Governor Temporarily Modifies California’s WARN Act for Employment Actions Taken in Response to COVID-19

Cooley Alert
March 19, 2020

Under the federal Worker Adjustment and Retraining Notification (WARN) Act and its California equivalent, employers of a particular size must provide 60 days' advance notice before closing a plant, conducting a mass layoff or (for California only) relocating their operations. Employers that fail to provide such advance notice and fail to qualify for one of the exceptions to the statutes can be liable to affected employees for up to 60 days of back pay and benefits.

The California WARN Act applies to employers that operate a "covered establishment," defined as a California facility or part of a facility that employs, or employed within the preceding 12 months, 75 or more persons.

Such employers must provide the 60 days' advance notice if they:

  1. Layoff 50 or more employees within a 30-day period at a covered establishment;
  2. Remove all or substantially all of a covered establishment's operations to a different location 100 miles or more away; or
  3. Cease or substantially cease industrial or commercial operations in a covered establishment.  

Recent case law indicates that temporary layoffs also may trigger California's WARN Act.

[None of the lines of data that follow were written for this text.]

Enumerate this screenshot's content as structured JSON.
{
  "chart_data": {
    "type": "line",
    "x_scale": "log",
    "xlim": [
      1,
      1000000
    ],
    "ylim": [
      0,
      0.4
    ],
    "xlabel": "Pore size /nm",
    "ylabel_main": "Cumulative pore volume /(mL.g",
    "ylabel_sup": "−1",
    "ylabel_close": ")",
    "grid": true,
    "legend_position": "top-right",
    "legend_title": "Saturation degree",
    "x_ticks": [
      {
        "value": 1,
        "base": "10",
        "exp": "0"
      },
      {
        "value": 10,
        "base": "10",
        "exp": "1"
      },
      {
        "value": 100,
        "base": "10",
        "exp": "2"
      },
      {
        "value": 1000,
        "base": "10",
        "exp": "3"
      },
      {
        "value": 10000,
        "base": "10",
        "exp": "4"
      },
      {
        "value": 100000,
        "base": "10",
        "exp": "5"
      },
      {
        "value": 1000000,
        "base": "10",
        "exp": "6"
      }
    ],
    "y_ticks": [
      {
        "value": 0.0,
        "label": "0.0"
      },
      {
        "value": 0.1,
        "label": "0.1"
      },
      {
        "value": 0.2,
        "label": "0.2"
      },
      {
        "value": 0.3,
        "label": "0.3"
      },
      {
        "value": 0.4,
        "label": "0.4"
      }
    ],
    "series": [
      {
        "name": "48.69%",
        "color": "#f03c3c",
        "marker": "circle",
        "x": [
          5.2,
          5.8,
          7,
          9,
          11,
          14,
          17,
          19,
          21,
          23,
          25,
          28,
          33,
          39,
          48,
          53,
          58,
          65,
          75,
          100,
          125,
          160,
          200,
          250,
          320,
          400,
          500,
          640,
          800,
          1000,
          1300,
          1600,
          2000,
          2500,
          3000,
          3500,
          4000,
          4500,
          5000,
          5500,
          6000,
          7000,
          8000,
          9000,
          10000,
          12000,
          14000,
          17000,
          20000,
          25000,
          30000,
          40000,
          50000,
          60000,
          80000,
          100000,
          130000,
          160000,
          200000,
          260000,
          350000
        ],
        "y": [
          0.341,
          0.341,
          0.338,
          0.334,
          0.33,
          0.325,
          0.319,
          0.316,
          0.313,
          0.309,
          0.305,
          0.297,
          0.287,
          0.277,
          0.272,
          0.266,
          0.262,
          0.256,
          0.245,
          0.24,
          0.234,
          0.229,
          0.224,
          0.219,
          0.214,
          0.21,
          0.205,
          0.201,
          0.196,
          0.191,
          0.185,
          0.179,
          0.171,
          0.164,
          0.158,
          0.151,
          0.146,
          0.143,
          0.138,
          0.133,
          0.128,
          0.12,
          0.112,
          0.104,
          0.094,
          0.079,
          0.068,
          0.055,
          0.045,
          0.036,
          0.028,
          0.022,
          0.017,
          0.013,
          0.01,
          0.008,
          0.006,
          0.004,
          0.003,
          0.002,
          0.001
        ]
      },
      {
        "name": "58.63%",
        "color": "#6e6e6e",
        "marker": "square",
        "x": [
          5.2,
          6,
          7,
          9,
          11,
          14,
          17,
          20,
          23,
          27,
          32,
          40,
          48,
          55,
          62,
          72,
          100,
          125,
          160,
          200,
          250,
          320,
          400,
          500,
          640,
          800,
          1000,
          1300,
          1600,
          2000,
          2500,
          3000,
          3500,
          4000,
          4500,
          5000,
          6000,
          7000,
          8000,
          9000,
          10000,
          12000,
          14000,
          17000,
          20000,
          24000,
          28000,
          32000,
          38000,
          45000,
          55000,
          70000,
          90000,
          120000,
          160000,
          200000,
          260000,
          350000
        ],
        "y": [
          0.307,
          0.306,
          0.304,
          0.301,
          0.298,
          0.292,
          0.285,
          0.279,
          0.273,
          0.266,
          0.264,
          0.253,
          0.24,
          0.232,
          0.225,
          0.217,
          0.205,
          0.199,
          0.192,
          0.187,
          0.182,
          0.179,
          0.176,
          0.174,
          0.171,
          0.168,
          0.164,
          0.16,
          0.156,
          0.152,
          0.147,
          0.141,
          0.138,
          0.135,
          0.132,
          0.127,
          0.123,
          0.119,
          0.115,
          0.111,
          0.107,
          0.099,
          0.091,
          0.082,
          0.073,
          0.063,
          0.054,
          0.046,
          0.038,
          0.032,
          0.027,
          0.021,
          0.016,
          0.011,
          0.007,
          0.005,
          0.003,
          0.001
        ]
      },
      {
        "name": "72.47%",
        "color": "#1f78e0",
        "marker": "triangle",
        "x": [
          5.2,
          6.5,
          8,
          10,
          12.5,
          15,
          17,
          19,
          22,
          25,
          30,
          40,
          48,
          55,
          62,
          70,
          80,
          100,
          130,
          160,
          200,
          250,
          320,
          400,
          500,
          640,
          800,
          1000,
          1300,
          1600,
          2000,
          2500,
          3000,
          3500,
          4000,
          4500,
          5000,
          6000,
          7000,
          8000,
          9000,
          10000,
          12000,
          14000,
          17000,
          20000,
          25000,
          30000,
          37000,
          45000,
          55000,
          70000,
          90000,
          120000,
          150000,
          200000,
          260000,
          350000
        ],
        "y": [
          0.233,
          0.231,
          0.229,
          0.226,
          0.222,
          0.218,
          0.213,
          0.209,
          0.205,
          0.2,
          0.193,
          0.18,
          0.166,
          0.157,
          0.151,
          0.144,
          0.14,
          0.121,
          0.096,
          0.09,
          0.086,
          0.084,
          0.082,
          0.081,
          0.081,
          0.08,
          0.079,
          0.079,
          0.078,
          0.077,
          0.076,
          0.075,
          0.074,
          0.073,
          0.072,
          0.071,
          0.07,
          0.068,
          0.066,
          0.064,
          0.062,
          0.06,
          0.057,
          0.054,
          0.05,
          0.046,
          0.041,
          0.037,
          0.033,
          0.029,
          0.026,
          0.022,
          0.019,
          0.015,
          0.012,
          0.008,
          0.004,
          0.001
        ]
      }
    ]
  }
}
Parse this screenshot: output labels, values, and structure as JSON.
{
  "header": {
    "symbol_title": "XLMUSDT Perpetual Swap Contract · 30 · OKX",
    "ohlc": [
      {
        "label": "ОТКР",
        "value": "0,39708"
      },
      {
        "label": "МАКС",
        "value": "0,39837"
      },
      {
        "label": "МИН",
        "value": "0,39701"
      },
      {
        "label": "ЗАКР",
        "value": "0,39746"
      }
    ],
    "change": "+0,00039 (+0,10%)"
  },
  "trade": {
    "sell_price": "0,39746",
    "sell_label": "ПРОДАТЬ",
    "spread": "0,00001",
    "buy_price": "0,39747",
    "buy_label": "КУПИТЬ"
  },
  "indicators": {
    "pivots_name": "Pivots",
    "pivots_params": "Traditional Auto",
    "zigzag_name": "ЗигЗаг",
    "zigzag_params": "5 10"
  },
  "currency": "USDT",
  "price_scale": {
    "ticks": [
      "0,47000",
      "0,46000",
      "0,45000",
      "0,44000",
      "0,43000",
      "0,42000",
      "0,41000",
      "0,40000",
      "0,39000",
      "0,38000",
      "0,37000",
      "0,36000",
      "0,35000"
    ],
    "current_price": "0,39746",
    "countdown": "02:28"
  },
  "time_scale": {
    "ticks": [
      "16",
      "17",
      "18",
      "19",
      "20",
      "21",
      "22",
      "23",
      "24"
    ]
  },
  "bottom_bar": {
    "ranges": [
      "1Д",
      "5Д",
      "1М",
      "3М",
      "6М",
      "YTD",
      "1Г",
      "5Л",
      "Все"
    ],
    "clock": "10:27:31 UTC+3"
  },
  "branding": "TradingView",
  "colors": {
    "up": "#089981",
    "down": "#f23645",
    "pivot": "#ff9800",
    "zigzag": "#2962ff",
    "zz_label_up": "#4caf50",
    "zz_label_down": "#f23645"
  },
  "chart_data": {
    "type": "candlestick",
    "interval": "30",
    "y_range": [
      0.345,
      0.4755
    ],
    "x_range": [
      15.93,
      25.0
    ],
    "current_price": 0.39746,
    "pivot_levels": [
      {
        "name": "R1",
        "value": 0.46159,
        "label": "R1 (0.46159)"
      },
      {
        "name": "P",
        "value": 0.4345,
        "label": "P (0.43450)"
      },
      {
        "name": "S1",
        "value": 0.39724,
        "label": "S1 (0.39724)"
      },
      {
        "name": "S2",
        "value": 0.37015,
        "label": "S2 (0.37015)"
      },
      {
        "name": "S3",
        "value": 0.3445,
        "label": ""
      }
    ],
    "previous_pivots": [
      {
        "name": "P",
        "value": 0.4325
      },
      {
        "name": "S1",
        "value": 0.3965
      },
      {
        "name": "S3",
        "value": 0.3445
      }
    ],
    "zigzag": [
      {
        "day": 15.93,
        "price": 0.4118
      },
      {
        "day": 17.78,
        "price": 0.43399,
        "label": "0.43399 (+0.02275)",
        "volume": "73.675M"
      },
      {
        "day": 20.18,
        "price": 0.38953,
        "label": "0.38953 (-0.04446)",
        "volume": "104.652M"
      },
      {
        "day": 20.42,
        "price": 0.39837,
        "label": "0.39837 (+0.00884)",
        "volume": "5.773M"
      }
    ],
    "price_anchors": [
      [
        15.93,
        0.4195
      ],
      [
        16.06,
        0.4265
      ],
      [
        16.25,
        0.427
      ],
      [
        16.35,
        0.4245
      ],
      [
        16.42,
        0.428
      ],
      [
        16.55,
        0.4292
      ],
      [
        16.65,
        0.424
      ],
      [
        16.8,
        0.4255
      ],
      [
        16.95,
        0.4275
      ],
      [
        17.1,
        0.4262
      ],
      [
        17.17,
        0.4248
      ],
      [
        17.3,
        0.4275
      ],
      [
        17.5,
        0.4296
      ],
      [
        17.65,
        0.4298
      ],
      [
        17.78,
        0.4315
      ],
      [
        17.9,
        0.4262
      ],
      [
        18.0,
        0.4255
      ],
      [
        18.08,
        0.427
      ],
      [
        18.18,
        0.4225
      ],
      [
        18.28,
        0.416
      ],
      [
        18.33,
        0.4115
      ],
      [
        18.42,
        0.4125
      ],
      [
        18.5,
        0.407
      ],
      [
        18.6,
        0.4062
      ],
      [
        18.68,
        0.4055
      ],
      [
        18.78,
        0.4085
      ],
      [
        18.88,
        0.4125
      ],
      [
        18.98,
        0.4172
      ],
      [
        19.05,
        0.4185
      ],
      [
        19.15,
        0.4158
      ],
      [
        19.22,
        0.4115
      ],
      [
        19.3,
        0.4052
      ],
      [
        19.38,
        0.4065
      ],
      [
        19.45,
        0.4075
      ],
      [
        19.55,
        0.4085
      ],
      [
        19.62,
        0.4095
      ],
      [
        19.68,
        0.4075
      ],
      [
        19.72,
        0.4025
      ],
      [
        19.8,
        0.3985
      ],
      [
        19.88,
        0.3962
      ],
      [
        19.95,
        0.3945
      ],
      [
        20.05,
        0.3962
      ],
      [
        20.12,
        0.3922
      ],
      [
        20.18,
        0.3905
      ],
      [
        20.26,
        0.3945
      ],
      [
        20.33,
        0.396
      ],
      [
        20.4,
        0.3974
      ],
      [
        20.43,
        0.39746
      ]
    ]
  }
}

A layoff, closing or relocation that does not fall within the scope of 1 – 3 above would not require advance notice.

The current COVID-19 pandemic has unfortunately created significant economic disruption and uncertainty, which has led some employers to conduct (or consider conducting) mass layoffs and facility closings. There have been concerns as to whether such employers are in a position to provide the requisite advance notice under federal or state WARN laws and whether employers can qualify for one of the exceptions to the WARN statutes. Notably, while the federal WARN Act has exceptions for unforeseen business circumstances or natural disasters, the California WARN Act only has a more limited exception in the event of a "physical calamity."

On March 17, 2020, California Governor Gavin Newsom issued Executive Order N-31-20, declaring that due to the COVID-19 state of emergency and related rapid changes in workforce needs, certain provisions of the California WARN Act will be temporarily "suspended" on the following conditions:

  • Temporary and limited change: The suspension only applies if the below conditions are met and only applies from March 4, 2020, through the end of the current state emergency.
  • Notice still required: Employers must still give notice to employees of a layoff, plant closing or relocation that ordinarily would have triggered the California WARN Act. The notice must still contain the elements required under federal and state law and be sent to the affected employees and relevant government officials. However, rather than providing 60 days' advance notice, employers can instead provide as much advance notice as is practicable, as long as they also provide a brief statement of the basis for reducing the notification period.
  • COVID-19-related unforeseen business circumstances must exist: The employment action must be a result of COVID-19-related "business circumstances that were not reasonably foreseeable as of the time that notice would have been required," i.e., 60 days before the notice is sent. Employers that were planning a layoff, plant closing or relocation before the COVID-19 pandemic for different reasons may not be able to take advantage of this Executive Order. Also note that, since the Order requires that the business circumstances not be reasonably foreseeable, it is open to interpretation how long employers may be able to benefit from this Executive Order as the COVID-19 pandemic continues.
  • Notice must reference unemployment insurance benefits: The notice must contain the following statement:

If you have lost your job or been laid off temporarily, you may be eligible for Unemployment Insurance (UI). More information on UI and other resources available for workers is available at

Governor Newsom also ordered the California Labor and Workforce Development Agency to provide additional guidance on its implementation of the Executive Order by March 23, 2020.

Note that this Executive Order does not affect or alter the federal WARN Act or other states' WARN laws.

What does this mean for employers?

California employers who were considering taking actions that may have otherwise triggered the California WARN Act may now be able to rely on this Executive Order if they can meet the criteria above. However, the same actions may still trigger the federal WARN Act or similar laws in other states (such as New York, for example). Employers should consult with counsel as to the effect of this Executive Order on their business operations and work with counsel to ensure compliance with this and all other applicable laws.